Bei der von Franziskus einberufenen mehrjährigen Weltsynode, die noch bis Herbst 2023 andauern soll, habe er "nichts Besonderes" gesehen, betonte Politi. Von einer "Mobilisation, wie es sie zu Zeiten vor dem Zweiten Vatikanischen Konzil gab", könne nicht die Rede sein: "Damals gab es nicht nur die Bischöfe, damals gab es Theologen, Laien und Initiativen von Gruppen, die schon darüber nachdachten, wie die Reform der Liturgie aussehen soll. Sie dachten darüber nach, wie die Beziehungen zu den Juden aussehen und wie die Beziehungen zu den Schwestern und Brüdern der anderen christlichen Kirchen und zu den anderen Religionen sind. Da gab es eine große Vorarbeit."

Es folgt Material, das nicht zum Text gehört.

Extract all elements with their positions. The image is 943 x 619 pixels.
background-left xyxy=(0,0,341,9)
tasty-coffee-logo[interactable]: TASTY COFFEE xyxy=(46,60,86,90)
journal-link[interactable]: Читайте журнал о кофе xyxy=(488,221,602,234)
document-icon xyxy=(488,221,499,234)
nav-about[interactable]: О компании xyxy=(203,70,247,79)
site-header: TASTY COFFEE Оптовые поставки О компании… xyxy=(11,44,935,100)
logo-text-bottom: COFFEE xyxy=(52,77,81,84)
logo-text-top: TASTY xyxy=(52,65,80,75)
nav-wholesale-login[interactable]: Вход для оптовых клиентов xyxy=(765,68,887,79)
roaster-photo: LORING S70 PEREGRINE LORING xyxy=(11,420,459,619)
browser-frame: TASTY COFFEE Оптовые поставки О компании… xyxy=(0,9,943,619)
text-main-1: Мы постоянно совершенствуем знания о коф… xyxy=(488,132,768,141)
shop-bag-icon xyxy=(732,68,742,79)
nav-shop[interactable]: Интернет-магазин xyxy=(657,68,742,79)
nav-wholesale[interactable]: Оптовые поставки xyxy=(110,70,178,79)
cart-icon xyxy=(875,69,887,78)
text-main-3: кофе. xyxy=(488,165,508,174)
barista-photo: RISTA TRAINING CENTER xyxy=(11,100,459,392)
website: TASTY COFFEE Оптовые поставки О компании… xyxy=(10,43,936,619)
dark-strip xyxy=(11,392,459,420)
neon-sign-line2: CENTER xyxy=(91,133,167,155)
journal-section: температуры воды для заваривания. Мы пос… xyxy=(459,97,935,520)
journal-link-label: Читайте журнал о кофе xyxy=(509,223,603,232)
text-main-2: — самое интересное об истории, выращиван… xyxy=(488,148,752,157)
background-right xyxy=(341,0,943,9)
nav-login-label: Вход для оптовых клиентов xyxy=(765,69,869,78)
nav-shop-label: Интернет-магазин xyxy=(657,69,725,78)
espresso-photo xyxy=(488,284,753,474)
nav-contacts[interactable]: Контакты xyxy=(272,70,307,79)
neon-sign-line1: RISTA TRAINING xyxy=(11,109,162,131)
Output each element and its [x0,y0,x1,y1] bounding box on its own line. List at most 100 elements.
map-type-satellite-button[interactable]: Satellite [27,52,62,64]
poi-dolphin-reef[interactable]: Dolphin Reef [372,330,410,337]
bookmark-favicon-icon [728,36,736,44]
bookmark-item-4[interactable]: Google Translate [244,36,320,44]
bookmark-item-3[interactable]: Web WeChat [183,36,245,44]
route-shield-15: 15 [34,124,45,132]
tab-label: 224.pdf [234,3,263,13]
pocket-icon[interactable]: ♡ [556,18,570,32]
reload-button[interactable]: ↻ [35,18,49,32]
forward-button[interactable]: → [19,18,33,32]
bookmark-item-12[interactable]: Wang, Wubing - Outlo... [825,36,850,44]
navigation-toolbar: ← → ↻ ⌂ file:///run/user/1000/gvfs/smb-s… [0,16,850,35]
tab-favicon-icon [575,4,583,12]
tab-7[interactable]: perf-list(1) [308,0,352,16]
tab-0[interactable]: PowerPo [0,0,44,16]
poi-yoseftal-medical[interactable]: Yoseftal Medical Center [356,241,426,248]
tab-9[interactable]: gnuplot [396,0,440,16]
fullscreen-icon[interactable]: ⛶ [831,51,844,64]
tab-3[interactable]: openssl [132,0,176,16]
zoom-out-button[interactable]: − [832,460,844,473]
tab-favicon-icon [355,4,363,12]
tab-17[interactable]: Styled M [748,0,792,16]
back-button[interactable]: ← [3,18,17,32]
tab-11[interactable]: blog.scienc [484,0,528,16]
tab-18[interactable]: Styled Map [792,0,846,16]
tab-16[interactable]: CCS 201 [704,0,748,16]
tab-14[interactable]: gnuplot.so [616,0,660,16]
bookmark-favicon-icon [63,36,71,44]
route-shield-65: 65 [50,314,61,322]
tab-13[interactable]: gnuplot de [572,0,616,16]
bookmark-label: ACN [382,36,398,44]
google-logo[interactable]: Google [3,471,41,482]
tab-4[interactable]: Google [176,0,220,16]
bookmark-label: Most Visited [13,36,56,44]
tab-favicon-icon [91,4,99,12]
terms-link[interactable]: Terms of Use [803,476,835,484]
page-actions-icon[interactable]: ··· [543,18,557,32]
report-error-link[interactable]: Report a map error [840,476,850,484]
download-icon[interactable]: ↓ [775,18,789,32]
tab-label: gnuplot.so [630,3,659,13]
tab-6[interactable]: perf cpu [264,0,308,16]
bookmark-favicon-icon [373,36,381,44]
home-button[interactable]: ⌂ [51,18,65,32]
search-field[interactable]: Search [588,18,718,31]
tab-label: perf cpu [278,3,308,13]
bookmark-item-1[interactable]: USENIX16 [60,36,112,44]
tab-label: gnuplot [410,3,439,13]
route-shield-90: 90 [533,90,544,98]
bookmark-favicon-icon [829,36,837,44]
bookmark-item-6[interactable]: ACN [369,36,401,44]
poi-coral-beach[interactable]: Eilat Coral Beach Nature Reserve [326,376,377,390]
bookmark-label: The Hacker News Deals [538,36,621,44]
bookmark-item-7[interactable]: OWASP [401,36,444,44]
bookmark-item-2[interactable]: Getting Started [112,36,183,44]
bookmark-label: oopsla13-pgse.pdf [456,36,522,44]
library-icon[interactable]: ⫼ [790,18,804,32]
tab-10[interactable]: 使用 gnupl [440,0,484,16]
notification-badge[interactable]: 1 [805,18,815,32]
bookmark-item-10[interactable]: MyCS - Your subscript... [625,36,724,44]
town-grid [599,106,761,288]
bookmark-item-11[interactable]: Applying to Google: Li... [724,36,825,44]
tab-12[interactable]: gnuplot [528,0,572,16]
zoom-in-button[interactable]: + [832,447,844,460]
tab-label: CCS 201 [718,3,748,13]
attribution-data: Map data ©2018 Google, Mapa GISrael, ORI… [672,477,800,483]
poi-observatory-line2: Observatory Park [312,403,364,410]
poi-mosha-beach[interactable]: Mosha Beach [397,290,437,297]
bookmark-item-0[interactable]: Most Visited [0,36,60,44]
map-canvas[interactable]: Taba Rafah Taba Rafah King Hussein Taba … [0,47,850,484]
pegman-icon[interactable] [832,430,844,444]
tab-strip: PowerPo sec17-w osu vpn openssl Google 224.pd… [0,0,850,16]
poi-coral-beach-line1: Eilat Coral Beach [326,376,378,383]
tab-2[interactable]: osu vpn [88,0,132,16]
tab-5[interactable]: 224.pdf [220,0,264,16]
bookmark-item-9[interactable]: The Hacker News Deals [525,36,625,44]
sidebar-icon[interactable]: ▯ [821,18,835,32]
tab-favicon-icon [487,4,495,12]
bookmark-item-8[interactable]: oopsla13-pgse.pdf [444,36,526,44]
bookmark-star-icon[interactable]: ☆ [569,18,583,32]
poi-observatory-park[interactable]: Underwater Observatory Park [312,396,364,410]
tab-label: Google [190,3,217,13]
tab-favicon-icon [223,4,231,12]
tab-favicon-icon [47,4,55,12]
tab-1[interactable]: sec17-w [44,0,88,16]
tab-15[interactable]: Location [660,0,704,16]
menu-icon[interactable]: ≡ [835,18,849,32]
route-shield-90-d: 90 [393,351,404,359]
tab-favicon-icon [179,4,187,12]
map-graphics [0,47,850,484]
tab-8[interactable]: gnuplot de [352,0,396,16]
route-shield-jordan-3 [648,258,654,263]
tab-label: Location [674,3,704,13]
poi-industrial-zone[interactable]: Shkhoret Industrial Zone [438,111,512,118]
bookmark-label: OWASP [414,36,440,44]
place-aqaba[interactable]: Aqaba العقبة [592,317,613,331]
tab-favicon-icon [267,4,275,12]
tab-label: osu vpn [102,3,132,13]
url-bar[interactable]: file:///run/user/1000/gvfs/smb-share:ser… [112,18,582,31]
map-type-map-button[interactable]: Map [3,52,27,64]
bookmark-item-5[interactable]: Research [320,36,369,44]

Heute spreche man hingegen "sehr allgemein und sagt, man müsse auf die Gesellschaft hören, auch auf kirchenferne Kreise. Aber dann lese ich zum Beispiel ein Arbeitsdokument der Deutschen Bischofskonferenz, die ganz bestimmt auf deutsche Art gründlich arbeitet und sagt: Wir haben es nicht geschafft, in den Dialog zu kommen mit den Kirchenfernen. Und andererseits haben sich auch innerhalb der katholischen Gemeinschaft in Deutschland nicht so viele Leute mobilisiert, wie man erwarten konnte."

Insofern müsse man abwarten, "wie sich die Weltsynode aussprechen wird. Da ist die Frage, ob es einen Moment geben wird, wo sich das Feuer der Diskussion entfacht oder ob alles nur ein bürokratischer Prozess bleibt."